Helmet or No Helmet? It Depends Which Side of the Atlantic You’re On

The Wall Street Journal: 

I learned to ride my bicycle at the edge of a small German village. My parents fastened a set of training wheels to it, strapped a helmet onto my head, and gave me a gentle push down the road. With practice, the training wheels came off, and the helmet disappeared at some point during high school. It seemed like a natural progression in which “going helmet-free” was merely one of the rites that mark the gradual transition toward adolescence: the first drink, the first kiss, the first unprotected bike ride—although not necessarily in that order. I can’t remember being scolded by my parents for tossing the helmet, and I doubt it would have been effective—I never saw them wear bicycle helmets either.
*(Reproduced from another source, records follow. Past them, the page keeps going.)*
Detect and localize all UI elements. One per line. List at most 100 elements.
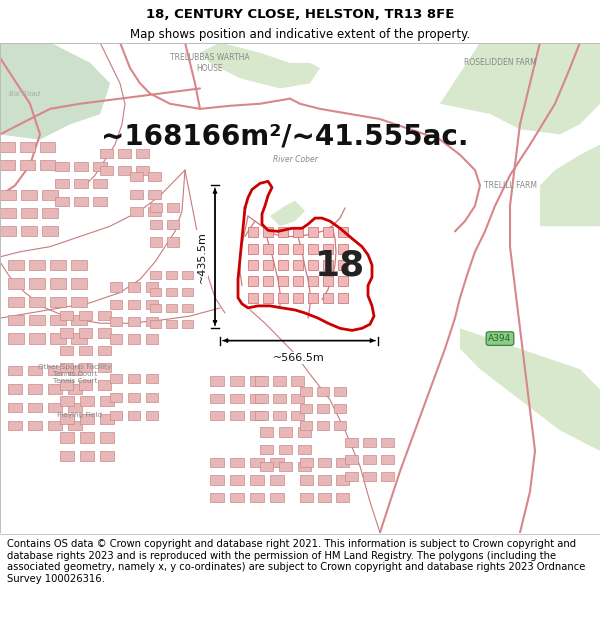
Bar [298,462,311,471]
Bar [255,411,268,420]
Bar [334,421,346,431]
Bar [323,260,333,270]
Bar [308,276,318,286]
Bar [68,421,82,431]
Bar [136,149,149,158]
Bar [263,276,273,286]
Bar [8,334,24,344]
Bar [55,197,69,206]
Bar [263,292,273,302]
Bar [300,386,312,396]
Bar [323,228,333,238]
Bar [166,320,177,328]
Text: ~566.5m: ~566.5m [273,353,325,363]
Bar [150,220,162,229]
Bar [48,421,62,431]
Bar [338,276,348,286]
Bar [318,492,331,502]
Bar [79,311,92,320]
Bar [323,292,333,302]
Bar [93,179,107,189]
Bar [74,179,88,189]
Bar [278,244,288,254]
Bar [182,271,193,279]
Bar [381,438,394,447]
Bar [381,455,394,464]
Bar [93,162,107,171]
Text: ~435.5m: ~435.5m [197,231,207,282]
Bar [55,179,69,189]
Bar [71,260,87,270]
Bar [48,384,62,394]
Bar [128,282,140,292]
Bar [278,228,288,238]
Bar [98,311,111,320]
Bar [146,282,158,292]
Text: Other Sports Facility
Tennis Court
Tennis Court: Other Sports Facility Tennis Court Tenni… [38,364,112,384]
Bar [270,492,284,502]
Bar [210,411,224,420]
Bar [279,445,292,454]
Bar [42,189,58,200]
Bar [250,411,264,420]
Bar [28,366,42,375]
Bar [8,421,22,431]
Bar [50,315,66,325]
Bar [293,228,303,238]
Bar [68,403,82,412]
Bar [71,334,87,344]
Text: Playing Field: Playing Field [58,412,103,418]
Text: TRELUBBAS WARTHA
HOUSE: TRELUBBAS WARTHA HOUSE [170,53,250,72]
Bar [146,374,158,384]
Bar [146,411,158,420]
Bar [110,300,122,309]
Bar [323,276,333,286]
Bar [210,476,224,484]
Bar [20,160,35,170]
Bar [278,276,288,286]
Bar [0,189,16,200]
Bar [182,288,193,296]
Bar [110,392,122,402]
Bar [40,141,55,152]
Text: 18: 18 [315,248,365,282]
Bar [270,458,284,467]
Bar [363,455,376,464]
Bar [20,141,35,152]
Bar [308,244,318,254]
Bar [8,278,24,289]
Bar [0,226,16,236]
Bar [291,376,304,386]
Bar [48,403,62,412]
Bar [334,404,346,413]
Bar [60,381,73,389]
Bar [128,334,140,344]
Polygon shape [460,328,600,451]
Bar [210,394,224,403]
Bar [118,166,131,175]
Polygon shape [0,42,110,139]
Bar [230,411,244,420]
Bar [338,244,348,254]
Bar [317,386,329,396]
Polygon shape [540,144,600,226]
Bar [60,346,73,355]
Text: 18, CENTURY CLOSE, HELSTON, TR13 8FE: 18, CENTURY CLOSE, HELSTON, TR13 8FE [146,8,454,21]
Text: ROSELIDDEN FARM: ROSELIDDEN FARM [464,58,536,68]
Bar [293,292,303,302]
Bar [98,328,111,338]
Bar [317,404,329,413]
Bar [21,208,37,218]
Bar [255,394,268,403]
Bar [79,381,92,389]
Bar [60,311,73,320]
Bar [8,366,22,375]
Bar [74,197,88,206]
Bar [98,346,111,355]
Bar [260,445,273,454]
Bar [148,207,161,216]
Bar [128,392,140,402]
Bar [293,244,303,254]
Bar [29,297,45,307]
Bar [166,271,177,279]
Yet, I still don’t wear one. The reason, I believe, is as simple as it is common: We generally don’t care about statistical risk. What we care about, and what we rely on in our decisions, is risk perception. Paul Slovic is a psychologist at the University of Oregon whose work focuses on risk perception. He makes two important observations: First, not all risks are created equal. People tend to be especially sensitive to risks that are seen as uncontrollable. Second, cultural environments shape risk perceptions. That’s why we continue to drive despite relatively frequent car accidents: Driving is seen, first, as something that can be rendered safe with practice and, second, as a normal mode of transportation. The risks we accept when we climb behind the wheel suddenly appear unacceptable when we mount a bicycle.